Chapter 39: - Page 2 of 8

Conclusion

(English version of “El Filibusterismo”)

No doubt was entertained by Padre Florentino that the Spaniard wanted was the jeweler Simoun, who had arrived mysteriously, himself carrying the jewel-chest, bleeding, morose, and exhausted.  With the free and cordial Filipino hospitality, the priest had taken him in, without asking indiscreet questions, and as news of the events in Manila had not yet reached his ears he was unable to understand the situation clearly.  The only conjecture that occurred to him was that the General, the jeweler’s friend and protector, being gone, probably his enemies, the victims of wrong and abuse, were now rising and calling for vengeance, and that the acting Governor was pursuing him to make him disgorge the wealth he had accumulated—hence his flight. But whence came his wounds? Had he tried to commit suicide? Were they the result of personal revenge? Or were they merely caused by an accident, as Simoun claimed? Had they been received in escaping from the force that was pursuing him?

This last conjecture was the one that seemed to have the greatest appearance of probability, being further strengthened by the telegram received and Simoun’s decided unwillingness from the start to be treated by the doctor from the capital.  The jeweler submitted only to the ministrations of Don Tiburcio, and even to them with marked distrust.  In this situation Padre Florentino was asking himself what line of conduct he should pursue when the Civil Guard came to arrest Simoun. His condition would not permit his removal, much less a long journey—but the telegram said alive or dead.

Padre Florentine ceased playing and approached the window to gaze out at the sea, whose desolate surface was without a ship, without a sail—it gave him no suggestion.  A solitary islet outlined in the distance spoke only of solitude and made the space more lonely. Infinity is at times despairingly mute.

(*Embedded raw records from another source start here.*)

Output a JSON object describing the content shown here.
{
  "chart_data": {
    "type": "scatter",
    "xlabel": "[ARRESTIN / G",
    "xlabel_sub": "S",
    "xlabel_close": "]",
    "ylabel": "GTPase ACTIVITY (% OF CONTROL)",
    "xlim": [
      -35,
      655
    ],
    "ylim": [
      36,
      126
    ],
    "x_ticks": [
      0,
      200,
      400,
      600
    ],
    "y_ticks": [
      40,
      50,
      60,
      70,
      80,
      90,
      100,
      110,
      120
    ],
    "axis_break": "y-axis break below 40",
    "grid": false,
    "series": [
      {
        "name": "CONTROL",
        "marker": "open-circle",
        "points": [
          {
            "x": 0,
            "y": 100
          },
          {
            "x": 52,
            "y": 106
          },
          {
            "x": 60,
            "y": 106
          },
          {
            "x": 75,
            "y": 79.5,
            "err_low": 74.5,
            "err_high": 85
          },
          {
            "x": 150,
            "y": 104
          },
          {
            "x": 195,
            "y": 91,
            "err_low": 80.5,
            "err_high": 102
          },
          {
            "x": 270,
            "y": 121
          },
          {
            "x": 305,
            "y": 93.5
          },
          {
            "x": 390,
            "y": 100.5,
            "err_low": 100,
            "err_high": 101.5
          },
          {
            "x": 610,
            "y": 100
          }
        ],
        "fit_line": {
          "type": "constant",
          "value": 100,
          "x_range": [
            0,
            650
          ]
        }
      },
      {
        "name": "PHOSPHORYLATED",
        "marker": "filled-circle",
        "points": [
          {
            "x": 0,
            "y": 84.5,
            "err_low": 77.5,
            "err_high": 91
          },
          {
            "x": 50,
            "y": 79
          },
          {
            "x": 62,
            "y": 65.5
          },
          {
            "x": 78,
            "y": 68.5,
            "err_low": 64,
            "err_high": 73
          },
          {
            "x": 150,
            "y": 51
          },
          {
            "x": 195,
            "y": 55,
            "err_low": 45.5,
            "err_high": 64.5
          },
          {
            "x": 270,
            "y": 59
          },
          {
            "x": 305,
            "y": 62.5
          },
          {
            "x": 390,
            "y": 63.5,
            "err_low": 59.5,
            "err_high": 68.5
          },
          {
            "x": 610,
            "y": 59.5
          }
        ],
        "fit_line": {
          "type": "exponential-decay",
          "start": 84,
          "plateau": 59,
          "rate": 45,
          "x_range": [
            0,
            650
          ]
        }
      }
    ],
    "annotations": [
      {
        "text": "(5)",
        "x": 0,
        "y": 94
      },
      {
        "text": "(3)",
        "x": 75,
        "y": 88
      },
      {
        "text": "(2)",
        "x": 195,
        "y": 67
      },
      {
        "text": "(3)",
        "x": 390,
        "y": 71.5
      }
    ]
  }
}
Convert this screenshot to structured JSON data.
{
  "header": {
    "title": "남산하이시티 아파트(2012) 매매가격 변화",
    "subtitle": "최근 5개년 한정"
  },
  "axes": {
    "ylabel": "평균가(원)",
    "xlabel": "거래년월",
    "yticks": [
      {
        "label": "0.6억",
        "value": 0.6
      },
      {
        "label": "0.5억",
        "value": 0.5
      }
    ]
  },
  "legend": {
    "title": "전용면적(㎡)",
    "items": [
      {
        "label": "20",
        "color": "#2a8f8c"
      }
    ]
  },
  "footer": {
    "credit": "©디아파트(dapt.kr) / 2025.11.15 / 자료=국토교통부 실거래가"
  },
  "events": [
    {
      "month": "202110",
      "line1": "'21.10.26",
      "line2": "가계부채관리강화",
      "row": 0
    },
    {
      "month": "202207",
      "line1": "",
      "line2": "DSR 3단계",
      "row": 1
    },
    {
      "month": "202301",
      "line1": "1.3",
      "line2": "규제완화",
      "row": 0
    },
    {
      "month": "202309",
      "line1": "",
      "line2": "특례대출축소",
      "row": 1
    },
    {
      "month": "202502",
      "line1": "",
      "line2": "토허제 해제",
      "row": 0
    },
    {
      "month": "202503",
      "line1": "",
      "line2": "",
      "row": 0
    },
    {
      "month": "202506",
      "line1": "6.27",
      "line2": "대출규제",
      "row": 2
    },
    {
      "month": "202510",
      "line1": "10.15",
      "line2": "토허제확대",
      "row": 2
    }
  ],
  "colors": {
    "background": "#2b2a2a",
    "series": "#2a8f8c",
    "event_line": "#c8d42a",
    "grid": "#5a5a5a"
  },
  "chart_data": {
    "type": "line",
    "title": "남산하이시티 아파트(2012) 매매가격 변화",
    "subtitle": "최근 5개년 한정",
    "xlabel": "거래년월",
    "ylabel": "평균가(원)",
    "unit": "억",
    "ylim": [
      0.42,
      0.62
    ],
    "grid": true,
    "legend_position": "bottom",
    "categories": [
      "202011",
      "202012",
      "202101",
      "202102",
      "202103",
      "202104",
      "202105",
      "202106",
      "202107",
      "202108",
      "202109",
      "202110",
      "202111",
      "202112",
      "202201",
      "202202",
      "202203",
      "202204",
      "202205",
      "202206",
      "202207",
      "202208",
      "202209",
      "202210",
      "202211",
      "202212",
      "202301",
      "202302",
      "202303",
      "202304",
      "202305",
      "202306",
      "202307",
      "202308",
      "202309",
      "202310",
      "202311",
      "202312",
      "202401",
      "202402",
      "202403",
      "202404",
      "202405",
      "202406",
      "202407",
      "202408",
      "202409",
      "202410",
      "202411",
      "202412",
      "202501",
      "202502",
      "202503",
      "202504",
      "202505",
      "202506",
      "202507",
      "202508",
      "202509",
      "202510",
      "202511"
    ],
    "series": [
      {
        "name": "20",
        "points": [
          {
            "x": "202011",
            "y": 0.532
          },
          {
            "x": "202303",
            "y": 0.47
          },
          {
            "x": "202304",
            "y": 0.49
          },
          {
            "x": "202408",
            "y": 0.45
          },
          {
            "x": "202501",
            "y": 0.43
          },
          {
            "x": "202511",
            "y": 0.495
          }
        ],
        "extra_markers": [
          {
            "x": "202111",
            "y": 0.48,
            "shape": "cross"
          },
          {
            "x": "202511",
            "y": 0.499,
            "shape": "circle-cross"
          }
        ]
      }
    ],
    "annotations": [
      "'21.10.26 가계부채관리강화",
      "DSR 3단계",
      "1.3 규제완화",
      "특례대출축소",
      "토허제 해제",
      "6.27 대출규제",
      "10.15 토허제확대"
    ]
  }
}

The old man was trying to analyze the sad and ironical smile with which Simoun had received the news that he was to be arrested. What did that smile mean? And that other smile, still sadder and more ironical, with which he received the news that they would not come before eight at night? What did all this mystery signify? Why did Simoun refuse to hide? There came into his mind the celebrated saying of St. John Chrysostom when he was defending the eunuch Eutropius: Never was a better time than this to say—Vanity of vanities and all is vanity!

Yes, that Simoun, so rich, so powerful, so feared a week ago, and now more unfortunate than Eutropius, was seeking refuge, not at the altars of a church, but in the miserable house of a poor native priest, hidden in the forest, on the solitary seashore! Vanity of vanities and all is vanity! That man would within a few hours be a prisoner, dragged from the bed where he lay, without respect for his condition, without consideration for his wounds—dead or alive his enemies demanded him! How could he save him? Where could he find the moving accents of the bishop of Constantinople? What weight would his weak words have, the words of a native priest, whose own humiliation this same Simoun had in his better days seemed to applaud and encourage?